Bis zum Dienstag, 22. April, will die Bürgermeisterin Peter Dohse antworten, ob die Stadt etwas in seinem Sinne zu tun gedenkt. Diesen Termin bekommt auch auch Winfried Zuther, 74 genannt. Er wohnt in Pinneberg an der Berliner Straße. Winfried Zuther ist eher der Typ Gutmensch: Er macht sich Sorgen über Mitmenschen, die vor seiner Haustür stolpern. „Die Baumwurzeln sprießen aus den Ritzen zwischen den Rad- und Fußwegsteinen“, erklärt Zuther der Bürgermeisterin. Die macht sich ein paar Notizen auf einem DIN-A-4-Zettel.

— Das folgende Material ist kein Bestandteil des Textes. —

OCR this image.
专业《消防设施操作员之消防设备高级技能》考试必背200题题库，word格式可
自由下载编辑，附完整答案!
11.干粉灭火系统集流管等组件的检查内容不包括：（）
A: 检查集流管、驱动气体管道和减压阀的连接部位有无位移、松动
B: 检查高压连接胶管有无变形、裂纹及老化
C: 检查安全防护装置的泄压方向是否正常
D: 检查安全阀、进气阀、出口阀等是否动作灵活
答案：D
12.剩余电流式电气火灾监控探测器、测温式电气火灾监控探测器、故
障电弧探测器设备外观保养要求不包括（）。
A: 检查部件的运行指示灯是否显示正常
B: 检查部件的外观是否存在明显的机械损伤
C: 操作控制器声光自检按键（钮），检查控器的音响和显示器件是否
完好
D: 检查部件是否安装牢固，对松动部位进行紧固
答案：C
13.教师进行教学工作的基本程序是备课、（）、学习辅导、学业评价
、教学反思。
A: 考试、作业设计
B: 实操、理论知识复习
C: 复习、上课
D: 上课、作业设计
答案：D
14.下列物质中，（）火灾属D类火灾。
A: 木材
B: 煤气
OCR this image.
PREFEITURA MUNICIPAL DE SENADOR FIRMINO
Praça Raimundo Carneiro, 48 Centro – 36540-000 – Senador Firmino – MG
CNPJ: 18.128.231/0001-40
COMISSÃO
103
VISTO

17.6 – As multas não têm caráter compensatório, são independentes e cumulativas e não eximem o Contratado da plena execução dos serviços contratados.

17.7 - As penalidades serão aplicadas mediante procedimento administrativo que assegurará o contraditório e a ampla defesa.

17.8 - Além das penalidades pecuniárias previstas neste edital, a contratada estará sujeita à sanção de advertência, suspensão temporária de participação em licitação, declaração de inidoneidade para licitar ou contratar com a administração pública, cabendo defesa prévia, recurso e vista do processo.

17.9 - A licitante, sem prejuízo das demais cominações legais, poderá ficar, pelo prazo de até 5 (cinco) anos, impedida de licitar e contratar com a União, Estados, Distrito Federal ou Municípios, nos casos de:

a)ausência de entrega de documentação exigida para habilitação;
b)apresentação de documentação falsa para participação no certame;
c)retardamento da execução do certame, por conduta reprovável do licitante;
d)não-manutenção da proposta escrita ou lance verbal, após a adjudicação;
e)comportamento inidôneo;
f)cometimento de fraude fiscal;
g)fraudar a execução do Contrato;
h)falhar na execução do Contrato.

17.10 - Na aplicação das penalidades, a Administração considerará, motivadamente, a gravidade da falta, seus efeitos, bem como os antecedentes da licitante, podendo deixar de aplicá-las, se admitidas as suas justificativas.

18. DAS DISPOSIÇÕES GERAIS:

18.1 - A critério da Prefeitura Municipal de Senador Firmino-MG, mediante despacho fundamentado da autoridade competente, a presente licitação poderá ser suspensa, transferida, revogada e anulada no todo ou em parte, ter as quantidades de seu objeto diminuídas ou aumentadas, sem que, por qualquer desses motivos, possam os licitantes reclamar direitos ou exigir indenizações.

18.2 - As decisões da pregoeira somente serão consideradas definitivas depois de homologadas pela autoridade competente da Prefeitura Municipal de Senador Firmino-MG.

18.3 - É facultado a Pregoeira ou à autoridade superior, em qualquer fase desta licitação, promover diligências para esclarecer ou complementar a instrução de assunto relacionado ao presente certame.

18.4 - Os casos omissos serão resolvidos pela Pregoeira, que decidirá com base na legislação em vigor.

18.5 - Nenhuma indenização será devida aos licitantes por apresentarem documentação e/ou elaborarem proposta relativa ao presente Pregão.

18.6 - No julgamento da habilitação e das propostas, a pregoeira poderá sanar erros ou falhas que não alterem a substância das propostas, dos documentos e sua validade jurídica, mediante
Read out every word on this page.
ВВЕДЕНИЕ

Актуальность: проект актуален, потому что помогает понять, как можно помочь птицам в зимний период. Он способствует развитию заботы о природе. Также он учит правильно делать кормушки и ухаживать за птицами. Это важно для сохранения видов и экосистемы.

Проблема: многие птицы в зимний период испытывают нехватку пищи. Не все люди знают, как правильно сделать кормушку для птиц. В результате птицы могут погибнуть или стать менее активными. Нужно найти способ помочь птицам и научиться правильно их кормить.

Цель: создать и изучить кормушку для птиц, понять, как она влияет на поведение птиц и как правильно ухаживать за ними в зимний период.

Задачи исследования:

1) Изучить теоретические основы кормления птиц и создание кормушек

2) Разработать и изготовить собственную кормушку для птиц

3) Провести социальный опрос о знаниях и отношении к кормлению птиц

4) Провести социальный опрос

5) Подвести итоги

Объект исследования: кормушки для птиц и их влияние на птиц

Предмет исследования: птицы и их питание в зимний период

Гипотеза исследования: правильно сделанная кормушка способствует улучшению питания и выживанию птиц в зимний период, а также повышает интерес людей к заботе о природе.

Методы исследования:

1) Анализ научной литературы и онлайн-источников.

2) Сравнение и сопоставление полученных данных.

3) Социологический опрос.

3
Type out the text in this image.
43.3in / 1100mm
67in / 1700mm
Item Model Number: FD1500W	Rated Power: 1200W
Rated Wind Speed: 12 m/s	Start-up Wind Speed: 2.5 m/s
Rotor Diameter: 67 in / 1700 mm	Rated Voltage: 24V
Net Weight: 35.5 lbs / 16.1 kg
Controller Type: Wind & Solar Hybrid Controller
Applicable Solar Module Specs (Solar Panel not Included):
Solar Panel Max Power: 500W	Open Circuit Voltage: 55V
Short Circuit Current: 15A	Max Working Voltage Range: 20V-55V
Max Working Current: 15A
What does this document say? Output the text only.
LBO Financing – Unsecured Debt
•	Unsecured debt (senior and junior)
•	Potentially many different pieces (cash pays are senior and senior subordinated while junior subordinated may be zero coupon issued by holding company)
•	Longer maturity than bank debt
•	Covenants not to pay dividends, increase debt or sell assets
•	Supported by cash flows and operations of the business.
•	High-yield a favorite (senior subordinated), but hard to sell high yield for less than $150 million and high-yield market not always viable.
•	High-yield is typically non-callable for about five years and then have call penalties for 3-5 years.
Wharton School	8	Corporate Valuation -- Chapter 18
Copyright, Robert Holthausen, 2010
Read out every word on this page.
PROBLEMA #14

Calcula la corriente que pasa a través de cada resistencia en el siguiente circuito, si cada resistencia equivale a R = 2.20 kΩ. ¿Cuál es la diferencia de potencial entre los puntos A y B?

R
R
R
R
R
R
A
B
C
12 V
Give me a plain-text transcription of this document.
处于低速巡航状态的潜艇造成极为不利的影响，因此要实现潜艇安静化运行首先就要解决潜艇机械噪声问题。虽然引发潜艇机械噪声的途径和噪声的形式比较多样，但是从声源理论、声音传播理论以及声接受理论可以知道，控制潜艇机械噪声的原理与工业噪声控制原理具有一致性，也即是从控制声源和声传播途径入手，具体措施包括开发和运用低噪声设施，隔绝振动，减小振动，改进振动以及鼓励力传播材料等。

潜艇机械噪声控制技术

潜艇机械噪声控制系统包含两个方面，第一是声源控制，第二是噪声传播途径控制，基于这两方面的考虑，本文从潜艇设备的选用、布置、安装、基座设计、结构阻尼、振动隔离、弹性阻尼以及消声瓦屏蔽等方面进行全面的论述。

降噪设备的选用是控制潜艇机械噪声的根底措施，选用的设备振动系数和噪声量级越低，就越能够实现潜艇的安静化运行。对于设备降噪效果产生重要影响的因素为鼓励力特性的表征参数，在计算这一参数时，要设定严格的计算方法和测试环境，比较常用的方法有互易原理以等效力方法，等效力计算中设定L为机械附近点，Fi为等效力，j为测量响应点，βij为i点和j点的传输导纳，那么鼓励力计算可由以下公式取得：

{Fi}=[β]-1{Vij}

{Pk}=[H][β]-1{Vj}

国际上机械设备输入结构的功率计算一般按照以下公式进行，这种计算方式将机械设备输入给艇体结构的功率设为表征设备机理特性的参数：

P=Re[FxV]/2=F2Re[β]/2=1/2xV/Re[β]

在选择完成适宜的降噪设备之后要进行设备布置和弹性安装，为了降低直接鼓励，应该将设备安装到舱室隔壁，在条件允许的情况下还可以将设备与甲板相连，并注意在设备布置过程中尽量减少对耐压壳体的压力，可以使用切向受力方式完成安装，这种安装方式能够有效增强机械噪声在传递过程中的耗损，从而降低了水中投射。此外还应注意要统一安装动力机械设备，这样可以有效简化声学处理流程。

„Ich hoffe, dass mein Besuch dieses Mal etwas nützt“, sagt Winfried Zuther. Unsere Nachbarn waren schon mal bei ihrer Vorgängerin Kristin Alheit wegen des Gehweges. Aber es ist nichts passiert seitdem.“

Auch Karl-Heinz Karsten, 66, besucht an diesem Nachmittag die Bürgermeisterin. Dem Rentner gehört eine Wiese in Thesdorf. Das Mitglied der Freiwilligen Feuerwehr will das Areal der Feuerwehr für das Pfingstjugendfeuerwehrfest zur Verfügung stellen. Aber es gibt keinen Zaun. Und vor der Kita nebenan liegt noch Erde herum und die Einfahrt sieht nicht so aus, wie es den Vorstellungen von Herrn Karsten entspricht. „Bitte kümmern Sie sich, Frau Bürgermeisterin“, sagt der Pinneberger. Die 55-Jährige notiert es sich und verabschiedet den Rentner. Drei Bürger folgen. Danach widmet sich Urte Steinberg wieder den Akten.